Toda cadeia produtiva de alimentos e bebidas é atividade considerada essencial de acordo com o Decreto 10.282, de 20 de março de 2020.

As regras higiênico-sanitárias da produção agropecuária já são amplamente conhecidas e aplicadas regularmente pelos produtores rurais, refletindo a excelência da produção brasileira. Há uma série de recomendações que devem ser tomadas principalmente na circulação de mercadorias e cuidados pessoais na logística.

Os transportadores, especialmente, devem observar essas orientações.

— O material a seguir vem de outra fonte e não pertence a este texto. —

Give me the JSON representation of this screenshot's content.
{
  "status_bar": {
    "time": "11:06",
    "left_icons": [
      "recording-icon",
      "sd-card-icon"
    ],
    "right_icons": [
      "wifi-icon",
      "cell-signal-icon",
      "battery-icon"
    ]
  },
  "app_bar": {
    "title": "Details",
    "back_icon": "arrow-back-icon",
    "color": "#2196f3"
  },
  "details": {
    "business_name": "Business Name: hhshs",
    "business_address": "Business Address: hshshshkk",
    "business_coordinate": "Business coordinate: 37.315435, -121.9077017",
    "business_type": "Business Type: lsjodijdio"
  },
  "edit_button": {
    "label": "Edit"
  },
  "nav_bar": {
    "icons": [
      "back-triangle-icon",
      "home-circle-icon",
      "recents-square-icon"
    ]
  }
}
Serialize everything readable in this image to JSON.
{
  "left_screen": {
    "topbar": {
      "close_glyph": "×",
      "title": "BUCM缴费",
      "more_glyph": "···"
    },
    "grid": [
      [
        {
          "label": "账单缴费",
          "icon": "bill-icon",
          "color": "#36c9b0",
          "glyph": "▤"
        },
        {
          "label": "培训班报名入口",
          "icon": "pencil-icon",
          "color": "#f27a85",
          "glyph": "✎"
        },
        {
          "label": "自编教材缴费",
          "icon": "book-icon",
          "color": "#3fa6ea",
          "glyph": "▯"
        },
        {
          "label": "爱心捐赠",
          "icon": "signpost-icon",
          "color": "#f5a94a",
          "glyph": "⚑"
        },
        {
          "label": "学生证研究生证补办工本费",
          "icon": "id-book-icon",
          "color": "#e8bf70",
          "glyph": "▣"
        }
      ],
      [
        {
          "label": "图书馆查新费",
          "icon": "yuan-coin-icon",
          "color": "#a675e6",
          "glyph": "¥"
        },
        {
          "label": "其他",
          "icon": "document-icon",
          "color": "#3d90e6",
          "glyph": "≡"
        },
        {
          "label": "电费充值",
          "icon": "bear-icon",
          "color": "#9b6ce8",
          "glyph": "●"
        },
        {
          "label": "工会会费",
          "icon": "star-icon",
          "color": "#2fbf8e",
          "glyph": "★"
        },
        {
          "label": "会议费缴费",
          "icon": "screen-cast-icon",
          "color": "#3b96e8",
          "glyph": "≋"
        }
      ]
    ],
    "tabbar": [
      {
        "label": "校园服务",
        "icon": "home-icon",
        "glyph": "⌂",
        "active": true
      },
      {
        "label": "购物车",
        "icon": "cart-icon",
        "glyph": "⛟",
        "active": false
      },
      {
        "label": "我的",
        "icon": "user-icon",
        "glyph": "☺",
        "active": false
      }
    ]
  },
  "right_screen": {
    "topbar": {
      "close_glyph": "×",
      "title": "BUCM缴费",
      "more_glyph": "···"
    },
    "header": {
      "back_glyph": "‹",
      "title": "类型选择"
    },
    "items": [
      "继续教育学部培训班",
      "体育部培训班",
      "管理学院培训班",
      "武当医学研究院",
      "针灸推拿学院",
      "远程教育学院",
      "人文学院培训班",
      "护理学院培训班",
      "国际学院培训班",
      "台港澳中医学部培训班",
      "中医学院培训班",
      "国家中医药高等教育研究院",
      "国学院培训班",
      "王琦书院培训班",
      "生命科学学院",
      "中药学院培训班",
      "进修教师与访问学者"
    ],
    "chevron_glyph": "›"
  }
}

 >> Veja abaixo as recomendações gerais:

  • Lavar, com frequência, e sempre que necessário mãos, braços e rosto com água e sabão;
  • Aplicar, frequentemente, e sempre que necessário álcool gel nas mãos;
  • Aumentar a frequência de desinfecção das superfícies de contato de veículos seja volante do trator e ou câmbio, painel e maçanetas de carros;
  • Manter a distância segura (recomendação de 2 metros) entre pessoas nos locais de descanso e evitar aglomerações.

 

>> Recomendações para circulação de operadores de veículos de carga:

  • Entrar no pátio apenas no momento do carregamento;
  • Utilizar álcool gel nas mãos antes e após a entrega/retirada de documentos;
  • Motoristas de contêineres, não desçam das cabines. Os contêineres deverão ser plugados no estacionamento de caminhões e liberados para entrada para carregamento e já direcionados para a área de expedição.

 

>> Recomendações para entregas de materiais: 

  • Motorista não deve sair do veículo;
  • Antes da entrega de documentação, o motorista deve passar álcool gel nas mãos.

 

>> Recomendações para os produtores rurais:

    Seguir a orientação padrão do Ministério da Saúde.

  • Lave as mãos em intervalos menores, com água e sabão;
  • Evite aglomerações e contato pessoal muito intenso.